You might consider moving her in with you if you have your own place, or get your own place, even just rent somewhere, then you can technically use some of her social security to pay for the utilities and such since she's using some of them, same with food. You won't have the drive anymore either to take care of her which will save on fuel cost. The time saved because you don't have to drive so much, will give you more time to look for work. When she gets sick again and has to go into the hospital, you can keep her in the hospital, then transfer her to skilled nursing for a while which medicare will cover to give yourself a break before she comes back home. Almost everybody here knows how that goes. Good luck, everyone's situation is so different, hopefully you can get some good ideas here, something that will help you out.
I'm in somewhat of a similar situation.
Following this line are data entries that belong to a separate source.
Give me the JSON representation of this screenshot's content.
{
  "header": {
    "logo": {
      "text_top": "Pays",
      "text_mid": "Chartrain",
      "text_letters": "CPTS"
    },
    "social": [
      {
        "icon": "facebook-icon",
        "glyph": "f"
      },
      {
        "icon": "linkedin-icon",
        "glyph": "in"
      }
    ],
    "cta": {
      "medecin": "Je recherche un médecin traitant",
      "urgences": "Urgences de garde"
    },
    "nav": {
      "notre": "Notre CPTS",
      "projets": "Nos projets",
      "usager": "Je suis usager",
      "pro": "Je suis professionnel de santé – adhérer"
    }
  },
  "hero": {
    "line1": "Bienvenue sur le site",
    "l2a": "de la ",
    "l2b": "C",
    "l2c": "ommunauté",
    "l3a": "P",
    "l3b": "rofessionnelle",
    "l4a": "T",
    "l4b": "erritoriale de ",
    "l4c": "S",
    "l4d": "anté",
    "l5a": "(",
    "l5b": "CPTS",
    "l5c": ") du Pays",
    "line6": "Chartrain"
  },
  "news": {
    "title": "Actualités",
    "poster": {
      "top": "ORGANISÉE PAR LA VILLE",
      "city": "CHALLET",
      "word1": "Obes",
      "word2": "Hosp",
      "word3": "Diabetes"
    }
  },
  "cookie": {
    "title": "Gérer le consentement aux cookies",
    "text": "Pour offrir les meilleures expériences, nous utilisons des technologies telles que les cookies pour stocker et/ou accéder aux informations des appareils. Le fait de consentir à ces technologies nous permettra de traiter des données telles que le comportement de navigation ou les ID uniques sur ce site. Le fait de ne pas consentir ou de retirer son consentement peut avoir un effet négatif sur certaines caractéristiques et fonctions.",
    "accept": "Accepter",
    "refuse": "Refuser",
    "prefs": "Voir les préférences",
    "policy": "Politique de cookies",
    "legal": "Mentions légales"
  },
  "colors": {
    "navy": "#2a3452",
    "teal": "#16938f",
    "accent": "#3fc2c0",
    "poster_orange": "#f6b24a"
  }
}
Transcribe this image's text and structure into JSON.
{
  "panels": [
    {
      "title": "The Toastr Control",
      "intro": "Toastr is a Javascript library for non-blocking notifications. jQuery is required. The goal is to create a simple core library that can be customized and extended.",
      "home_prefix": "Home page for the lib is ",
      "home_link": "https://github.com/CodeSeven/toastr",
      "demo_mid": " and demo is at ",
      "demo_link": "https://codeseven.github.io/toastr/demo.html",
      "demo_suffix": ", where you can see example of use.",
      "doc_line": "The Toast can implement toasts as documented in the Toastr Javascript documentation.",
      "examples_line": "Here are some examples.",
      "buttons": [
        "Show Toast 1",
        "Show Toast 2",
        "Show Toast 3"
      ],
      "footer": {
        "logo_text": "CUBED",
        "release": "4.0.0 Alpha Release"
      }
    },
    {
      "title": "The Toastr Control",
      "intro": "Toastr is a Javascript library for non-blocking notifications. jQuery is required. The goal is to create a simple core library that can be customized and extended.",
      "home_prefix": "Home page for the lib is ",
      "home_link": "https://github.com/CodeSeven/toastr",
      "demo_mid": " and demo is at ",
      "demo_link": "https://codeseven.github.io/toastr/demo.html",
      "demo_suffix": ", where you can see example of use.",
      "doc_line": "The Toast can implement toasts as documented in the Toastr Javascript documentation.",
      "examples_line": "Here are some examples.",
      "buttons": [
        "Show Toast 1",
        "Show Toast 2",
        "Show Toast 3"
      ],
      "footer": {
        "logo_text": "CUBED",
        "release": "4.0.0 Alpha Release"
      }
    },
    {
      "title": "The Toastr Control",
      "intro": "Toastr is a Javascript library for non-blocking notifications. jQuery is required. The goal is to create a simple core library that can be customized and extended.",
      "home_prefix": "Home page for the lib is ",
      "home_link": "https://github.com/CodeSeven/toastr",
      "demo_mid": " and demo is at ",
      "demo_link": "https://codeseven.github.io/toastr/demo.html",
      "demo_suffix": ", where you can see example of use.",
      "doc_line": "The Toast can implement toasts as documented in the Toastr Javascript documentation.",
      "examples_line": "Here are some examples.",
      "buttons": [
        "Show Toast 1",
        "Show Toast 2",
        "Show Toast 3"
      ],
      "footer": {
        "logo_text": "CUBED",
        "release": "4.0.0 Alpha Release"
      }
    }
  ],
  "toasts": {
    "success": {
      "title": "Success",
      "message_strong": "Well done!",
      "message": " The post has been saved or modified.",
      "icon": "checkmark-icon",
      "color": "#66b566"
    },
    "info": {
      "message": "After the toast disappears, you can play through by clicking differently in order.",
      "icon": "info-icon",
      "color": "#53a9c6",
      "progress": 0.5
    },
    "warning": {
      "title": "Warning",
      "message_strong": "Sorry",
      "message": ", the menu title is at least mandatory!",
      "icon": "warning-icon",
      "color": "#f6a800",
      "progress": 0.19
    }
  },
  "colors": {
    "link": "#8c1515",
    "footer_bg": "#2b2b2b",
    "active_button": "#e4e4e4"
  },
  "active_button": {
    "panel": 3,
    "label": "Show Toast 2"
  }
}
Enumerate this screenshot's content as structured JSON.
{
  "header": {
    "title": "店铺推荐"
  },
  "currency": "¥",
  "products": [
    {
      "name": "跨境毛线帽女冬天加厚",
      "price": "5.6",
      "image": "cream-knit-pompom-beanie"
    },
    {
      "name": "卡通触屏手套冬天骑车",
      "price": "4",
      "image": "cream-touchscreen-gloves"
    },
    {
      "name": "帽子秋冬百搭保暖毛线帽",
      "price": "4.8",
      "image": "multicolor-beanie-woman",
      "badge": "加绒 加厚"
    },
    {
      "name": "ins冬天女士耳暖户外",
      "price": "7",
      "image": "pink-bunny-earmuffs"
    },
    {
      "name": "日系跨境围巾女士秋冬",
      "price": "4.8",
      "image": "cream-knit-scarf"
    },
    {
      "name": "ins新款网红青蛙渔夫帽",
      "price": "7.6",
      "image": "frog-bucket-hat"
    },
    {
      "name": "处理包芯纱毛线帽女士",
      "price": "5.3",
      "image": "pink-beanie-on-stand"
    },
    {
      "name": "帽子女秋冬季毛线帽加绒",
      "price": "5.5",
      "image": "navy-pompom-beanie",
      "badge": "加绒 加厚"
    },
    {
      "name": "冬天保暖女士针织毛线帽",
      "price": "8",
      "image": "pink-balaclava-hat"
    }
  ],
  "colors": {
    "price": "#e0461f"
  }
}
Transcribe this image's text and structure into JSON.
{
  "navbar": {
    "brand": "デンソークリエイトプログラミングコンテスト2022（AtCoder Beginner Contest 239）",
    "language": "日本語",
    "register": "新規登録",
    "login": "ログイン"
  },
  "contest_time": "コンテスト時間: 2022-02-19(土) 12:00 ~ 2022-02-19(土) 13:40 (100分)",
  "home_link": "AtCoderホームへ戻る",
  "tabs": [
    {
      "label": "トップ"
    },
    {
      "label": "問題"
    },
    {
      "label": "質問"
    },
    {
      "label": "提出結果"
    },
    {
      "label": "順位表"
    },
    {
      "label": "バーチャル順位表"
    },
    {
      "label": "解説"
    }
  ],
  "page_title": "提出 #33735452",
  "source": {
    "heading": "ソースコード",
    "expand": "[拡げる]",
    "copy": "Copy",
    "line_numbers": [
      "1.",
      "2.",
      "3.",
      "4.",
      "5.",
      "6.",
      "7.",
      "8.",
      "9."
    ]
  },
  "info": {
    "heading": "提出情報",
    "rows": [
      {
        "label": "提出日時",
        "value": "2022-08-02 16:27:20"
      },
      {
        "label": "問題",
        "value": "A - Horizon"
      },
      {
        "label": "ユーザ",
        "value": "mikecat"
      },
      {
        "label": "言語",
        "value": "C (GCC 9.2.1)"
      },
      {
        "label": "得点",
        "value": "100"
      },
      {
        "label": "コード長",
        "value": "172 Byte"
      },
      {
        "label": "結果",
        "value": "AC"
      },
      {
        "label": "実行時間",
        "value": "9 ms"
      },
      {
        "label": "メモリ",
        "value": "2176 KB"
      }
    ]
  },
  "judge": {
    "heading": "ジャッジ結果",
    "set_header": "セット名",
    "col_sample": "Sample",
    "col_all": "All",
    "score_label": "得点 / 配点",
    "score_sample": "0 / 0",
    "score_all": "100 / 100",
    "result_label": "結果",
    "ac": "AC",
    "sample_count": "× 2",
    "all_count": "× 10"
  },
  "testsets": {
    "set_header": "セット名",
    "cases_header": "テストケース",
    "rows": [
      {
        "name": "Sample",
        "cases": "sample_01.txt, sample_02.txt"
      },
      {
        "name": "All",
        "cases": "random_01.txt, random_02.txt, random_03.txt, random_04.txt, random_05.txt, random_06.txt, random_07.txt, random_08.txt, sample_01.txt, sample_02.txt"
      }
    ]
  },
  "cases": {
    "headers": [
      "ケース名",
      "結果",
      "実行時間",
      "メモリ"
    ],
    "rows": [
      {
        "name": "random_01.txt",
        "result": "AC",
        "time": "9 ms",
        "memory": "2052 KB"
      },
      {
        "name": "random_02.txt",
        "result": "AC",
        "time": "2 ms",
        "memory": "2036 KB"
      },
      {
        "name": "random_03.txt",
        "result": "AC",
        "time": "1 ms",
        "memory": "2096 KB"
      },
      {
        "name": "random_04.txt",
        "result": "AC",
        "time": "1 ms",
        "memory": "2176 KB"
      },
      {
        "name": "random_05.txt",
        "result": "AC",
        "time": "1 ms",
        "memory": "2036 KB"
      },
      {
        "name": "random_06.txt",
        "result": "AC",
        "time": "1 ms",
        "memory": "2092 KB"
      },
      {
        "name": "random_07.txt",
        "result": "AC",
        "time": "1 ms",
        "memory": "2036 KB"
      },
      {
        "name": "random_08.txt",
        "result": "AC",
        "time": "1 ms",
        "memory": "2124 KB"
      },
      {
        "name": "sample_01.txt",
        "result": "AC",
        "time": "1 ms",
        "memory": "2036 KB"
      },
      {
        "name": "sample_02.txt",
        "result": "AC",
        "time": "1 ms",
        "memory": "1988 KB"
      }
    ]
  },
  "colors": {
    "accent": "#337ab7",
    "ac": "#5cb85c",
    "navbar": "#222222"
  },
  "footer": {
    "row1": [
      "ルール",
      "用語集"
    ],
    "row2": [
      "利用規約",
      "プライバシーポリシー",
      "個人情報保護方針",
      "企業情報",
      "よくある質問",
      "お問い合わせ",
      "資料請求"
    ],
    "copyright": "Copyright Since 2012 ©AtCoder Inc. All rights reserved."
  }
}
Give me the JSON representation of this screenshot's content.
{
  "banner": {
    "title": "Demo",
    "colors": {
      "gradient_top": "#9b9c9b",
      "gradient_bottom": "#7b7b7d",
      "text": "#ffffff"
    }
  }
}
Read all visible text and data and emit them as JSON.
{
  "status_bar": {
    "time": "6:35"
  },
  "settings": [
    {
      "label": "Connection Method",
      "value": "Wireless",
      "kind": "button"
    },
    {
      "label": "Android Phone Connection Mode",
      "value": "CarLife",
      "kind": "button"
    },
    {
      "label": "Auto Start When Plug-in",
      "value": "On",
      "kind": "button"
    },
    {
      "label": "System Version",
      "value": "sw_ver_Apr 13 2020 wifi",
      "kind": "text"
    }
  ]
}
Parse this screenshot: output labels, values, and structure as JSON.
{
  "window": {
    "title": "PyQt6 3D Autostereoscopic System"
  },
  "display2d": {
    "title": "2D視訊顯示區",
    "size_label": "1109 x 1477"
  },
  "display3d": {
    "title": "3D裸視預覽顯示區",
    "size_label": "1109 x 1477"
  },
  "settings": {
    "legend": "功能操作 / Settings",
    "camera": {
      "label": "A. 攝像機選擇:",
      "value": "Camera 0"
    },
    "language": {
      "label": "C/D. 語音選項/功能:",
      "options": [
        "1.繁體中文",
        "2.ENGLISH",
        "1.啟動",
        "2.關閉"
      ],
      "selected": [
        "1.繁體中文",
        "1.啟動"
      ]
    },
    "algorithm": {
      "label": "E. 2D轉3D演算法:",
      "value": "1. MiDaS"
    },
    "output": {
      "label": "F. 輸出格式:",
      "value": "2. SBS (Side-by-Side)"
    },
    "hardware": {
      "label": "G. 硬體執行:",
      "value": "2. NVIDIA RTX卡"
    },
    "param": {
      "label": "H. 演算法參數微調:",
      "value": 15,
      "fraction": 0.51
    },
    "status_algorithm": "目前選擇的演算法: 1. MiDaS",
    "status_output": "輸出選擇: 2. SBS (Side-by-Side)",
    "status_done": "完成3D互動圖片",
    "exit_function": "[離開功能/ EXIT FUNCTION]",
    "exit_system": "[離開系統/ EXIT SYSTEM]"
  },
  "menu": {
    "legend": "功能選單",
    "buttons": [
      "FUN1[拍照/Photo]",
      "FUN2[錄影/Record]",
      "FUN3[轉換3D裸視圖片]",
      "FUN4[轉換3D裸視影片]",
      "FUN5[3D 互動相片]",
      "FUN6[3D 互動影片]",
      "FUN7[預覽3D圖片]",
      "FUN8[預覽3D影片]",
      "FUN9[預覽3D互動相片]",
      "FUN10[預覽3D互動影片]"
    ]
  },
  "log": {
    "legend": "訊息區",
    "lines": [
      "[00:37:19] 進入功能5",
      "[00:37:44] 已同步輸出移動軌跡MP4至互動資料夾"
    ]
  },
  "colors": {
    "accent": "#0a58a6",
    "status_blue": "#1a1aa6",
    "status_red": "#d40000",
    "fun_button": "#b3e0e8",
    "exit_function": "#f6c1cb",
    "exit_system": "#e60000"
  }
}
I'm trying to work to pay my own bills and hang on, my dad wants me to quit working and move in with him, if I do that I know I'll be homeless when he passes, that's a guarantee, so I'm doing what I can now to find more work, and take care of myself because if you can't take care of yourself first, you can't take care of anybody else. I've been driving back and forth to his house for ten years, hospital stays, heart attacks, cancer, etc....
how do your mothers bills get paid? is their a POA? good luck!
xo
-SS
You need a care agreement prepared by an elder law attorney that is compliant with Medicaid rules. Most states allow payment to family caregivers for necessary care as documented by a doctor. Why should sister benefit from your sacrifice? Been there, done that!